No, wait. This actually started further back than Princess Diana. It was in 1994!
A Friday evening in early June. I remember because I was sick to my stomach. I had gone out with friends from work to celebrate someone’s retirement and we had eaten at this Greek place and though I love Greek food, I got sick. Really, really sick. I couldn’t-keep-anything-down I was so sick. So I was home in a near coma, laying on my bed in a pool of sweat and drifting in and out of consciousness, when the phone rang.
“Turn on the TV. OJ’s being chased by the police!”

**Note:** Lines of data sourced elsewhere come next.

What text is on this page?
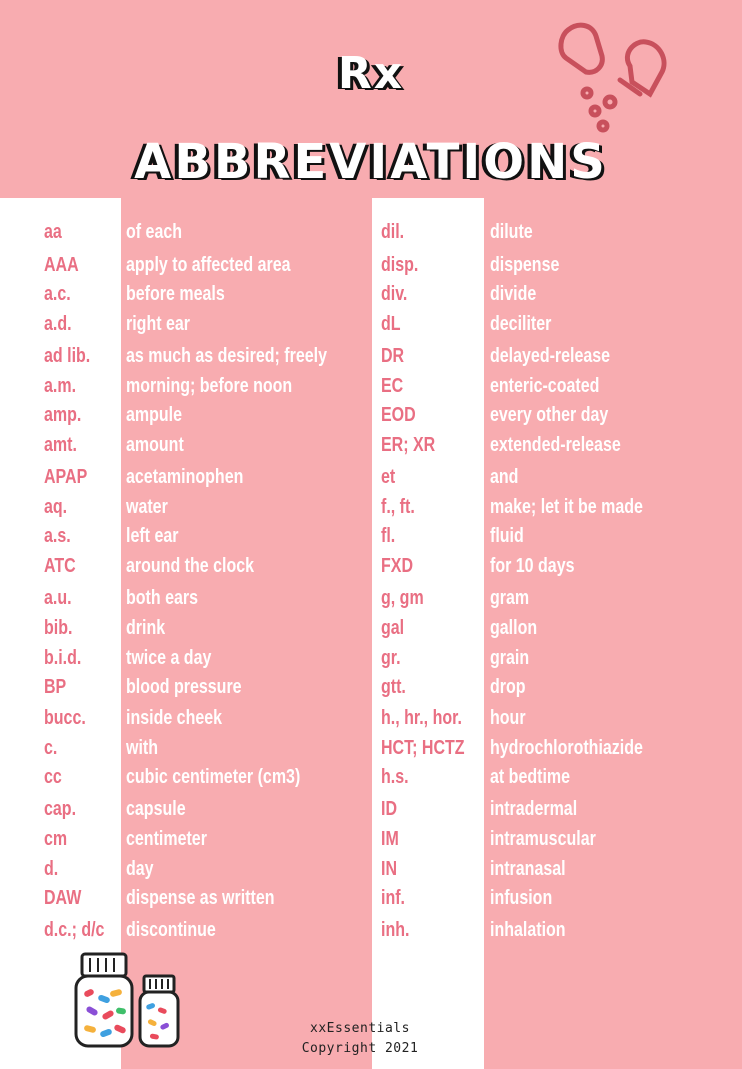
Rx
ABBREVIATIONS
aa	of each
AAA apply to affected area
a.c.	before meals
a.d.	right ear
ad lib. as much as desired; freely
a.m. morning; before noon
amp. ampule
amt. amount
APAP acetaminophen
aq.	water
a.s.	left ear
ATC	around the clock
a.u.	both ears
bib.	drink
b.i.d. twice a day
BP	blood pressure
bucc. inside cheek
c.	with
cc	cubic centimeter (cm3)
cap. capsule
cm	centimeter
d.	day
DAW dispense as written
d.c.; d/c discontinue
dil.	dilute
disp.	dispense
div.	divide
dL	deciliter
DR	delayed-release
EC	enteric-coated
EOD	every other day
ER; XR	extended-release
et	and
f., ft.	make; let it be made
fl.	fluid
FXD	for 10 days
g, gm	gram
gal	gallon
gr.	grain
gtt.	drop
h., hr., hor. hour
HCT; HCTZ hydrochlorothiazide
h.s.	at bedtime
ID	intradermal
IM	intramuscular
IN	intranasal
inf.	infusion
inh.	inhalation
xxEssentials
Copyright 2021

That’s all my brother said and hung up. In my delirium, I did what I was told. I dragged myself out of bed and turned on the TV. I watched for the next several hours, what would turn out to be the most incredibly slow chase in history. I wasn’t sure whether my eyes were deceiving me, and to this day, I still wonder how much of that chase was real and how much of it was part of some surreal Fellini-like dream that I was having as a result of my debilitating nausea.
In any case, over the years, my brother must have told me of about 277 celebrity deaths, including Phil Hartman, Whitney Houston, Dick Clark, Donna Summers, and Elizabeth Taylor.
About a week ago, Andy Griffith died. My friend, Trisha, tried to give me the heads up via text, hoping I’d be first with the news. But she doesn’t have the practice, the experience and the tenacity, that my brother has and so, she couldn’t compete. He beat her text by mere minutes.But, there’s always the next time. Like this past Sunday, when Academy-Award winning actor, Ernest Borgnine, passed away. I happened to be on my computer when the email alert from The Washington Post arrived with the news. I immediately looked at my texts to see if I’d received one from my brother. Nope. I then went into action and sent a text and an email, not only to my brother, but to all my siblings so they could have proof that I was first with the news.